The PICTURES project builds upon previous work from the University of Dundee, the University of Edinburgh, and NHS Scotland, which has created a secure national database of anonymous data for use in research.  It will look at analysing the millions of clinical images that are already routinely collected, such as X-rays, CT, MRI, ultrasound and nuclear medicine and retinal image scans. These are generally used for the clinical care of individual patients. But researchers can see a huge additional benefit which technology can now unlock, searching for warning signs which can predict the development of diseases.

Clinical images are now core diagnostic technologies. These images can support many important areas of research to improve any or all of diagnosis, monitoring of disease progression and response to treatment.Access to the vast bank of `real world’ images can offer a huge boost to research into major diseases and conditions, and that is what we are looking to develop through the PICTURES study, initially using lung cancer and dementia as exemplar projects

Dr Emily JeffersonDirector of the Health Informatics Centre at the University of Dundee
The PICTURES project has three main elements. 

1. The Core Project, led by the University of Dundee (Dr Emily Jefferson of the Health Informatics Centre, Prof. Douglas Steele and Dr Alex Doney of the School of Medicine, and Prof. Emanuele Trucco of the School of Computing), in collaboration with Abertay University (Dr Natalie Coull of the School of Design and Informatics) and the University of  Edinburgh (Prof. Edwin Van Beek of Edinburgh Imaging Facility QMRI and Prof. Mark Parsons of the Parallel Computing Centre), will research and develop the underlying technologies, allowing researchers to work on vast amounts of data, in a secure environment and protecting individual patient information. 

This technology will support two medical exemplar projects, which will prove and showcase the capabilities of the research database.

2. The first clinical project will develop a method to detect warning signs of heart disease and lung cancer using AI to check patient’s chest scans. This project will work in partnership with international experts from an industry partner, Aidence, to convert the research into a clinical tool which can be used to support doctors on the front line in the NHS.

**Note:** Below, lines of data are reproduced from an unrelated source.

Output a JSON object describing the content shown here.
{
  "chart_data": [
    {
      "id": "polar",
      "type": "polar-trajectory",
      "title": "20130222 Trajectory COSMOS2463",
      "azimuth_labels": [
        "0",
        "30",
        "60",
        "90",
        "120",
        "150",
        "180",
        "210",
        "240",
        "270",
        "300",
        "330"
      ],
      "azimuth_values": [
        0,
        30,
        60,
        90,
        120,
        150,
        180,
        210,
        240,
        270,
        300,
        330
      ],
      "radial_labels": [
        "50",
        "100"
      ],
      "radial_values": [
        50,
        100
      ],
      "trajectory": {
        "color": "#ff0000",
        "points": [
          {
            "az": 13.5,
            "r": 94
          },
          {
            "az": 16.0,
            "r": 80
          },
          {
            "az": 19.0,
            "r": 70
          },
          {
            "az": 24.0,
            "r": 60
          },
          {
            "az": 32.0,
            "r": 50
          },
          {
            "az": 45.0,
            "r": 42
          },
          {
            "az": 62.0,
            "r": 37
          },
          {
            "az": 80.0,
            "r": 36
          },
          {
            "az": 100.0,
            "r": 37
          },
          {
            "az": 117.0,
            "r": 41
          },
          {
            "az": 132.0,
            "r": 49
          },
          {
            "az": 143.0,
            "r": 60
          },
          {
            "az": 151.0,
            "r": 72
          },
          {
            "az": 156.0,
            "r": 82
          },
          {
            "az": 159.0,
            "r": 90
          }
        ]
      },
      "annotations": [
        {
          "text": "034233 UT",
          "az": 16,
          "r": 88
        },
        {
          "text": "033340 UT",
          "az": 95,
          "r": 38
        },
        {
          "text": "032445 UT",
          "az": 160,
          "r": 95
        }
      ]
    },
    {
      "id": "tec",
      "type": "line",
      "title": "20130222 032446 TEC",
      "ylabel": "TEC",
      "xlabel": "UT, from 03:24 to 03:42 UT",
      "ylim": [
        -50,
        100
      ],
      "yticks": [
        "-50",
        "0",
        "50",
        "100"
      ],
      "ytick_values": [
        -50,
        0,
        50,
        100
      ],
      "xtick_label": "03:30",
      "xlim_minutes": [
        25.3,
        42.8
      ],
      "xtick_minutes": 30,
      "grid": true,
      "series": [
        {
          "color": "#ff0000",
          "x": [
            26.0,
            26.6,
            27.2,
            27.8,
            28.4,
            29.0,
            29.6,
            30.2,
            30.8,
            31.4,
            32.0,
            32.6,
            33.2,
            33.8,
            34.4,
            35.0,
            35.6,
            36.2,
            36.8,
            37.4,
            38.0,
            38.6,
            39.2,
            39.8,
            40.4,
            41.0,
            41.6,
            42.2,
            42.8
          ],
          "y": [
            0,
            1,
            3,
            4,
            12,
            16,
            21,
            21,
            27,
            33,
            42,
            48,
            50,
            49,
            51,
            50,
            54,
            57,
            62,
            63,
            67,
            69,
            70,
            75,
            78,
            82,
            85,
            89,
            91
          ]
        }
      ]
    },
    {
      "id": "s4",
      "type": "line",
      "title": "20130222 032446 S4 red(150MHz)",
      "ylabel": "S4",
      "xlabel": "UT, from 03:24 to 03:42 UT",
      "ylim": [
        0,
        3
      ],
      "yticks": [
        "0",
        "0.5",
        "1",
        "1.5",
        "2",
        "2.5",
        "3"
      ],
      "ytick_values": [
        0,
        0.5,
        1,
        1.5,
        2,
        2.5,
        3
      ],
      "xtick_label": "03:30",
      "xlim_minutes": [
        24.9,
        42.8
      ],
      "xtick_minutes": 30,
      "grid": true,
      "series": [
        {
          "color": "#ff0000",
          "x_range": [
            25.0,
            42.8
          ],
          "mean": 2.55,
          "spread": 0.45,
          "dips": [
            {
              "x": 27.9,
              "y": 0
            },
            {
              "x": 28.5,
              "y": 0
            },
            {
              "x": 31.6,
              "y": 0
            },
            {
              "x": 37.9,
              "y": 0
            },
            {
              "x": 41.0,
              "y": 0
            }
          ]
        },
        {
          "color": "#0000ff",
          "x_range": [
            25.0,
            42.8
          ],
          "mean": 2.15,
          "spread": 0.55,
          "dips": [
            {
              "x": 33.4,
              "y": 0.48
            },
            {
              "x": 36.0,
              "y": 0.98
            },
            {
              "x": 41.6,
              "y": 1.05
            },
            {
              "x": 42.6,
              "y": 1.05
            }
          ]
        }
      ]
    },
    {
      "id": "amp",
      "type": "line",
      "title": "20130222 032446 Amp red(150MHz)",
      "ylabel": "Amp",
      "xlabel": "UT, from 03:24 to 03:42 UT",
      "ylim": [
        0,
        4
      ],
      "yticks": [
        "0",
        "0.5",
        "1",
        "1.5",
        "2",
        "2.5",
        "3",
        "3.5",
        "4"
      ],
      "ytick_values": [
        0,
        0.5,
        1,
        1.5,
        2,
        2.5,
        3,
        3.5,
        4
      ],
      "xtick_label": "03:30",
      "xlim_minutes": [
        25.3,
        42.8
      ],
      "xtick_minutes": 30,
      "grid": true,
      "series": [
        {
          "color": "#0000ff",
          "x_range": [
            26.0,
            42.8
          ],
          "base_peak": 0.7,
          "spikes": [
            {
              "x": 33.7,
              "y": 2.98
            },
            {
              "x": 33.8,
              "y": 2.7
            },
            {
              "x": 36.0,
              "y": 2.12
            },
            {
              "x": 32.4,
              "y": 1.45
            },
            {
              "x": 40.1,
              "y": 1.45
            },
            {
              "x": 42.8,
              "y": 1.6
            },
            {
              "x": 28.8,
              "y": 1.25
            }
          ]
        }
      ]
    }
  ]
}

3. The second project will predict using AI methods individual patient risk of dementia in people with diabetes, using MRI brain scans, genetic data and medical records to find the most important variables found. The predictive tool will be validated on the large image dataset provided by the core programme.

 

It is very exciting to be able to develop software tools (also known as artificial intelligence) to enhance the diagnostic potential of CT scans in the chest and MRI scans of the brain, which currently don’t routinely assess cardiac or dementia risk in these patients. By having these tools provide information to clinicians, earlier treatment and management changes will improve health outcomes in the future. 

Professor Edwin Van Beek ofUniversity of Edinburgh & Director of Edinburgh Imaging Facility QMRI

 

Access to these 'real world’ images will be extremely valuable for research, and the PICTURES project will break new ground in a number of areas:

  • Primarily it will develop cybersecurity and privacy tools to guarantee patient confidentiality; researchers may access the data they need, but will never be aware of personal details.
  • Secondly, the sheer size of these imaging datasets is technically challenging.
  • Thirdly, PICTURES will allow researchers to search for sample data which exactly matches the problem they wish to study.
  • Using the foundation blocks already in place from previous research, PICTURES will extend, scale and enhance innovative open source software to query a research copy of the Scottish National Imaging Database, securely hosted by the University of Edinburgh, and provide anonymised extracts of hundreds of thousands of images for research.
  • PICTURES will also develop this software to query imaging data linked to genomic data securely hosted by the University of Dundee. 

 

Ultimately, this will position Scotland at the head position in these fields of medical research, as well as creating technical tools which other researchers may adopt and use world-wide.